We can ascertain the IDF values for each word like this. Along these lines, the IDF values for the whole jargon would be determined.

Along these lines, we see that words like "is", "this", "and", and so forth, are decreased to 0 and have little significance; while words like "startling", "long", "great", and so on are words with more significance and subsequently have a higher worth. Similarly, the TF-IDF scores for the other two reviews can be calculated. The most common application of the approach is Spam Ham Detection.

Spam Ham Detection
  • Spam Messages, Spam emails or messages belong to the broad category of unsolicited messages received by a user.
  • Bag-of-words which is a natural language processing (NLP) algorithm can be used to classify messages as ham or spam.




3. Lexicons for Sentiment Analysis.

Sentiment analysis with lexicons is a cycle by which data is broke down using normal language handling (NLP). Lexicons calculate the sentiment from the semantic orientation of words or phrases that occur in a text. The types of lexicons are:

  •  Affin 
  • Textblob 
  • VADER   

Afinn

It is the simplest yet most popular lexicon used for sentiment analysis developed by Finn Årup Nielsen. It contains 3300+ words with a polarity score associated with each word. In python, there is an in-fabricated work for this dictionary. 


Textblob

Textblob It is a straightforward python library that offers API admittance to various NLP errands like opinion examination, spelling remedy, and so on. Textblob opinion analyzer returns two properties for a given info sentence:

  • Polarity is a float that lies between [-1,1], -1 indicates negative sentiment and +1 indicates positive sentiments. 
  • Subjectivity is likewise a float that lies in the scope of [0,1]. Abstract sentences for the most part allude to closely-held convictions, feeling, or judgment.


VANDER

VADER sentiment Valence aware dictionary for sentiment reasoning (VADER) is another popular rule-based sentiment analyzer.

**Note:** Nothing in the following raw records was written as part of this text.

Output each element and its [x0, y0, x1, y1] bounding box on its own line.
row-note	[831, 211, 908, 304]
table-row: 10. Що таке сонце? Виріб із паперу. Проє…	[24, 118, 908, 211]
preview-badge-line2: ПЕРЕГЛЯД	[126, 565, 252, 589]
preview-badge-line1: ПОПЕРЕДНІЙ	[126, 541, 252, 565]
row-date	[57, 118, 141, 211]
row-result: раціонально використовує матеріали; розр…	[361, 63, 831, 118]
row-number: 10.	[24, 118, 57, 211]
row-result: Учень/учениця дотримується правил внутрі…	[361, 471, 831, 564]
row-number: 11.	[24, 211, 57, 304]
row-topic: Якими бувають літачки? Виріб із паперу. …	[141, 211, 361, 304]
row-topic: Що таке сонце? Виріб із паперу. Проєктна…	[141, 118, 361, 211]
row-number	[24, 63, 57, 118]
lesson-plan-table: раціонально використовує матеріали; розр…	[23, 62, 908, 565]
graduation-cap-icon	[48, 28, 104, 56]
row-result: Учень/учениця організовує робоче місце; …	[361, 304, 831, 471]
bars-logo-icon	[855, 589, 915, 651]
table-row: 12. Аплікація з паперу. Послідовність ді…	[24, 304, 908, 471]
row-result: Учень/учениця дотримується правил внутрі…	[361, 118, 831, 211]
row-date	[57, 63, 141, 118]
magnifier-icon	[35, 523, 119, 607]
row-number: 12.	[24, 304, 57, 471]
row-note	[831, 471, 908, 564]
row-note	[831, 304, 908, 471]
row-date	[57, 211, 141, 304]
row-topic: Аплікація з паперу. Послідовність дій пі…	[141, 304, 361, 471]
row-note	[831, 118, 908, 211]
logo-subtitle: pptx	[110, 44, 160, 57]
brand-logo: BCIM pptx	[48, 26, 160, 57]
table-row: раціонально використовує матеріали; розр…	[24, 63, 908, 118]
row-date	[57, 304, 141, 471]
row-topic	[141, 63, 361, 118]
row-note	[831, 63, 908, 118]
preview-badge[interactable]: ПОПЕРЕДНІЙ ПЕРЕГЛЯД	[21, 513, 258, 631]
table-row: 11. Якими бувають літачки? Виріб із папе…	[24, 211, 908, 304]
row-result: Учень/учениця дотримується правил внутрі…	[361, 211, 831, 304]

It utilizes a rundown of lexical highlights (for example words) which are named as sure or negative as per their semantic direction to compute the message opinion. Vader's opinion returns the likelihood of a given info sentence to be positive, negative, and nonpartisan.


For example:

"The food was great!"

Positive: 99%

Negative:1%

Neutral: 0%

These three probabilities will add up to 100%.

The most common application of the approach is Sentiment Analysis.


  • sanskriti jain
  • Apr, 26 2022

Add New Comments

Please login in order to make a comment.

Recent Comments

Be the first to start engaging with the bis blog.